I am working on creating a signature matrix based on an input (a given single cell RNA-seq dataset). To clarify, my input matrix has the following format:
AAACGGGAGATCCCGC.1 AAATGCCTCCAATGGT.1 AACCATGTCAGTGCAT.1 AACCATGTCTGTACGA.1 AACCGCGTCCGCATAA.1 LGALSL 0 0 0 0 0 CD247 0 0 0 0 1 XKR6 0 5 0 1 2 KLHL23 0 4 0 0 0 MTHFSD 0 0 0 0 1 KHK 0 0 0 0 0 TCERG1 0 2 0 1 1 DNAJA3 1 0 0 1 0 TRAPPC3L 0 0 0 0 0 PAAF1 0 1 0 1 1
I have 20,000 rows of genes and 30,000 columns of combination of cells from different individuals. I want to create a list of deferentially expressed genes, or formally a signature matrix. The final goal is to estimate cell type proportions.

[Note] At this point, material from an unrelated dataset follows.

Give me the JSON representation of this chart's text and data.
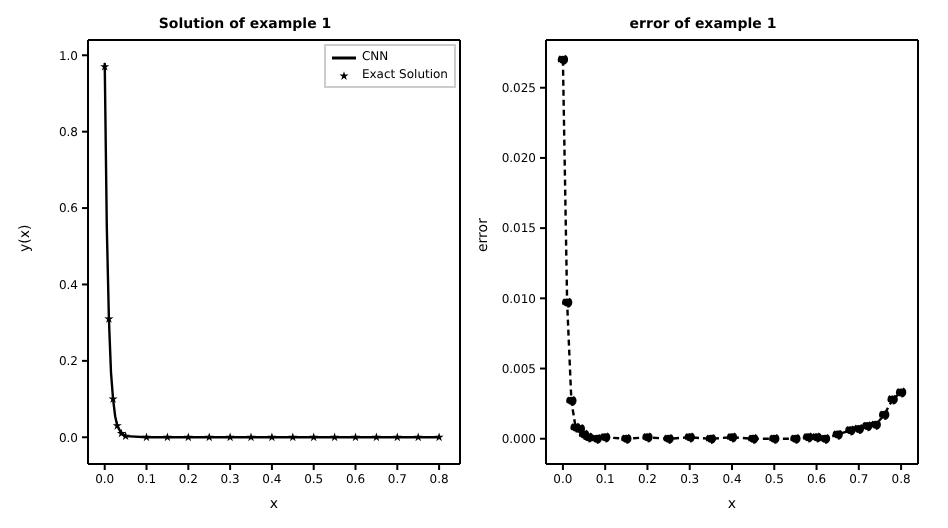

Tools such as CIBERSORTx and DWLS do the job, and they internally create signature matrices (which include fewer genes compared to the original input). These tools become very slow when the input file is large.
Are there any other ways to create a signature matrix? In other words, for each cell type, is there any quick way of identifying a list of genes?
Here is my potential solution but need to improve it. DWLS uses a two step procedure. In the first step, it chooses genes based on a chosen fold change threshold, and then in the second step, it excludes more genes based on p-values generated by MAST. This second step is time consuming. I wonder if there was any replacement for the second step to speed it up.